Enforced expression of Id3 promotes SLEC persistence

Given the results described above, we hypothesized that Blimp-1 limits the long-term survival of effector T cells by repressing Id3 transcription. We therefore sought to determine whether constitutive expression of Id3 could enhance the generation of memory CD8+ T cells. Pmel-1 CD8+ T cells were transduced with a multicistronic 2A peptide-based retrovirus[21] encoding V5-tagged Id3 and Thy-1.1 (Id3Thy-1.1) or Thy-1.1 alone (Supplementary Fig. 4a). Expression of Thy-1.1 indicated a similarly high transduction efficiency of the two constructs (Fig. 3a). V5-tagged Id3 could be detected by Id3-specific antibody immunoblotting as a slightly slower migrating band compared to endogenous Id3 protein (Fig. 3b) or by V5-specific antibody (Supplementary Fig. 4b). We evaluated the proliferative response and persistence of adoptively transferred Id3Thy-1.1 pmel-1 CD8+ T cells upon gp100-VV infection. No differences in phenotype or function were observed in transduced cells prior to transfer (Supplementary Fig. 5). Proliferation of Id3 overexpressing CD8+ T cells was comparable to control cells, indicating that enforced expression of Id3 did not significantly impact the proliferative capacities of developing effector T cells (Fig. 3c,d). However, we observed a striking difference in long-term T cell survival between these two groups. While about 90% of control CD8+ T cells underwent physiological contraction following the peak of the effector response, large numbers of Id3Thy-1.1 pmel-1 CD8+ T cells persisted (Supplementary Fig. 6), resulting in a 10-fold relative increase of persisting memory T cells in the spleen (Fig. 3c,d). Thus, experiments using gain- and loss-of-function led to the same conclusion that Id3 is a key regulator of CD8+ T cell memory formation.

Figure 3

Enforced expression of Id3 promotes long-term survival of KLRG-1+ effector T cells

(a) Percentage of Thy-1.1 positive cells in pmel-1 CD8+ T cells transduced with retrovirus expressing Id3 and Thy-1.1 (Id3Thy-1.1) or Thy-1.1 alone. (b) Id3 protein expression levels in Id3Thy-1.1 or Thy-1.1 pmel-1 CD8+ T cells by anti-Id3 immunoblotting. (c) Representative flow cytometry analysis of splenic T cells following adoptive transfer of 6 × 102 Id3Thy-1.1 or Thy-1.1 pmel-1 CD8+ T cells at indicated time-points post gp100-VV infection. Contour plots show Thy-1.1+ T cells after gating on CD8+ cells. (d-f) Numbers of (d), percentage of KLRG-1+(e) and percentage of CD62L+ (f) pmel-1 Thy-1.1+ CD8+ T cells in the spleen following adoptive transfer of Id3Thy-1.1 or Thy-1.1 pmel-1 CD8+ T cells in conjunction with gp100-VV infection. (g,h) Percentage of pmel-1 Thy-1.1+ CD8+ T cells producing IFN-γ and IL-2 after stimulation with leukocyte activation cocktail at day 5 (g) and day 30 (h) post infection. Data are representative of 2 (g, h), 3 (b, e, f), or 5 (a, c, d) independent experiments (error bars (d-h), s.e.m. of 3-4 samples). * = P < 0.05; ** = P < 0.01; *** = P < 0.001.
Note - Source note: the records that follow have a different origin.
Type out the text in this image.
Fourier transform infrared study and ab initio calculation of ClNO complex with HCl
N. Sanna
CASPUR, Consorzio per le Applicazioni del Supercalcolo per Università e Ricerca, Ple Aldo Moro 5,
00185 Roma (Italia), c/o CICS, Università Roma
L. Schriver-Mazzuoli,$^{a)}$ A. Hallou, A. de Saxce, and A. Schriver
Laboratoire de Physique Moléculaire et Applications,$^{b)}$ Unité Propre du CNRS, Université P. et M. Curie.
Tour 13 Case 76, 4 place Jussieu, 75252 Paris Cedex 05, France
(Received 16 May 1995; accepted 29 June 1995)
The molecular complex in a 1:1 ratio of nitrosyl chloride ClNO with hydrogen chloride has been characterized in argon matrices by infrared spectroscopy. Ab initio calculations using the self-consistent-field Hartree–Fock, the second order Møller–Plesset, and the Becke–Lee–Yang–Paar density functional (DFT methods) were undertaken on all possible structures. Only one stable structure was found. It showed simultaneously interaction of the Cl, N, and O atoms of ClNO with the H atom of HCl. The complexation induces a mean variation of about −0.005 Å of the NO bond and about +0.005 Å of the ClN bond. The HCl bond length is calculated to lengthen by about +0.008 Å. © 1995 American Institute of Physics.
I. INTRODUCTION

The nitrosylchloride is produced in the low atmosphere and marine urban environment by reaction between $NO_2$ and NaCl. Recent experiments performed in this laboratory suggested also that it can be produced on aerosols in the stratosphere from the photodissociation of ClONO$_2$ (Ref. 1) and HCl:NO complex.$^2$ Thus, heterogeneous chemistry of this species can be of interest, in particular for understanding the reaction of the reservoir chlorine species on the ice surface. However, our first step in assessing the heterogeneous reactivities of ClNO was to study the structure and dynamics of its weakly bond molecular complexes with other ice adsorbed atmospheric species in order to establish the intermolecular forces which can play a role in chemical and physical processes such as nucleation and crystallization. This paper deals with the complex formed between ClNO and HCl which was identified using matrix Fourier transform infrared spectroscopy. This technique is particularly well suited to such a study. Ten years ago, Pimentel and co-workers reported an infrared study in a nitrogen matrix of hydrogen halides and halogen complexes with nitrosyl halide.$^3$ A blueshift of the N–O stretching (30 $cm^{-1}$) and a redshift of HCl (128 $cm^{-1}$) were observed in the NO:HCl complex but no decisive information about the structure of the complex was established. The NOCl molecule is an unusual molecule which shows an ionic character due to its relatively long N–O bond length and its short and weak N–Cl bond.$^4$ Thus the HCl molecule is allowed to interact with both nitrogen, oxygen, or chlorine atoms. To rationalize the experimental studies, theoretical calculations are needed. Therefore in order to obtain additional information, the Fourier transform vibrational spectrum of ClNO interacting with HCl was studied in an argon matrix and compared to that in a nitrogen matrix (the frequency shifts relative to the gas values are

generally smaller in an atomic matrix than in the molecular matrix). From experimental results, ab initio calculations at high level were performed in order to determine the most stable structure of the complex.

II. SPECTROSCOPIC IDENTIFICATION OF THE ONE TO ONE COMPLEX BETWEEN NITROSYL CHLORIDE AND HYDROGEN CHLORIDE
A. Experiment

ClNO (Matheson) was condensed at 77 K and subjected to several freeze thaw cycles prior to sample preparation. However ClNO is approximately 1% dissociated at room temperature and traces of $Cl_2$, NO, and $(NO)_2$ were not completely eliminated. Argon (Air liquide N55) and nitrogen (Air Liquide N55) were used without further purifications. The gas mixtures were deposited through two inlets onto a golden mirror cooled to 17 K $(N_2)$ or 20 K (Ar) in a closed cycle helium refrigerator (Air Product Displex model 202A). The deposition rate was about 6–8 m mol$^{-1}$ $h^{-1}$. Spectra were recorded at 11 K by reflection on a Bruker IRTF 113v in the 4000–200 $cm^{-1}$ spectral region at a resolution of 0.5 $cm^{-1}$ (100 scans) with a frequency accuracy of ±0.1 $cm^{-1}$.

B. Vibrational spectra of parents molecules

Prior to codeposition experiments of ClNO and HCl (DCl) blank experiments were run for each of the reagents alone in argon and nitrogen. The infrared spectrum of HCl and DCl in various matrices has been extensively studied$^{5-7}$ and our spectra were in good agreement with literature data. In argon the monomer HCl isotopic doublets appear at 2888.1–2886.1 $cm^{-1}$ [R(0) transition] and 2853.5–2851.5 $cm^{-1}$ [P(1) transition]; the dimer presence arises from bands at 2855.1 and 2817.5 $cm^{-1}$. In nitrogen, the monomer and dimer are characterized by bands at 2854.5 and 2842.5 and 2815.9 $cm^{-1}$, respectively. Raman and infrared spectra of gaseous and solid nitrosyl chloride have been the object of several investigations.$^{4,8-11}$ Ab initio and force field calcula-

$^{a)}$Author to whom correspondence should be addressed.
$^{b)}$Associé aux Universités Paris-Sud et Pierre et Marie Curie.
Prdm1CD8+ T cells display high levels of Id3 and preferentially formed MPEC over SLEC resulting in increased numbers of memory T cells[5-7]. We therefore hypothesized that Id3 overexpression would mimic Blimp-1 deficiency and enrich for MPEC. Contrary to our assumption, we found no differences in the frequency of KLRG-1+ or CD62L+ CD8+ T cells between Id3 overexpressing CD8+ T cells and controls at the peak of the effector response (Fig. 3e,f). Furthermore, intracellular cytokine staining revealed similar interferon-γ (IFN-γ) and IL-2 secretion profiles five days after infection, indicating that effector T cells generated under the constitutive expression of Id3 were also functionally comparable to control cells (Fig. 3g). However, while the vast majority of SLEC in the control group underwent apoptosis after the peak of the immune response and continued to decline, Id3 overexpressing KLRG-1+ T cells persisted at high levels over time (Fig. 3e). This differential survival capacity of Id3Thy-1.1 pmel-1 CD8+ T cells compared to controls resulted in an enrichment of effector memory cells (TEM) one month after infection as manifested by the low percentage of CD62L+ (Fig. 3f) and IL-2 producing T cells at this time-point (Fig. 3h).

Because enforced expression of Id3 prevented contraction of the SLEC population enhancing the accumulation of TEM, we reasoned that Id3 overexpressing memory T cells might be further enriched in peripheral tissues relative to lymph nodes, which are niches for TCM cells. Consistent with our hypothesis, we observed significantly higher frequencies of Id3Thy-1.1 pmel-1 CD8+ T cells in the lung but not in the lymph node compared to control cells as result of preferential accrual of CD62L−KLRG-1+ cells in the periphery (Fig. 4a-c). Taken together, these results reveal that Id3 alone is sufficient to rescue SLEC from apoptosis and indicate that Blimp-1, which is highly expressed in KLRG-1+ T cells, controls their survival by regulating Id3 expression levels.

Figure 4

CD8+ T cells overexpressing Id3 are enriched in peripheral tissues

(a) Representative flow cytometry analysis of T cells from spleen, lymph node, and lung following adoptive transfer of 3 × 105 Id3Thy-1.1 or Thy-1.1 pmel-1 CD8+ T cells 40 days post gp100-VV infection. Contour plots show Thy-1.1+ T cells after gating on CD8+ cells. (b) Percentage of pmel-1 CD8+ Thy-1.1+ T cells in the spleen, lymph node, and lung as described in a. (c) Representative flow cytometry analysis of pmel-1 CD8+ Thy-1.1+ T cells from spleen, lymph node, and lung. Contour plots show KLRG-1 and CD62L expression after gating on CD8+ Thy-1.1+ cells. Data are representative of 2 independent experiments (error bars (b), s.e.m. of 3 samples). * = P < 0.05; ** = P < 0.01.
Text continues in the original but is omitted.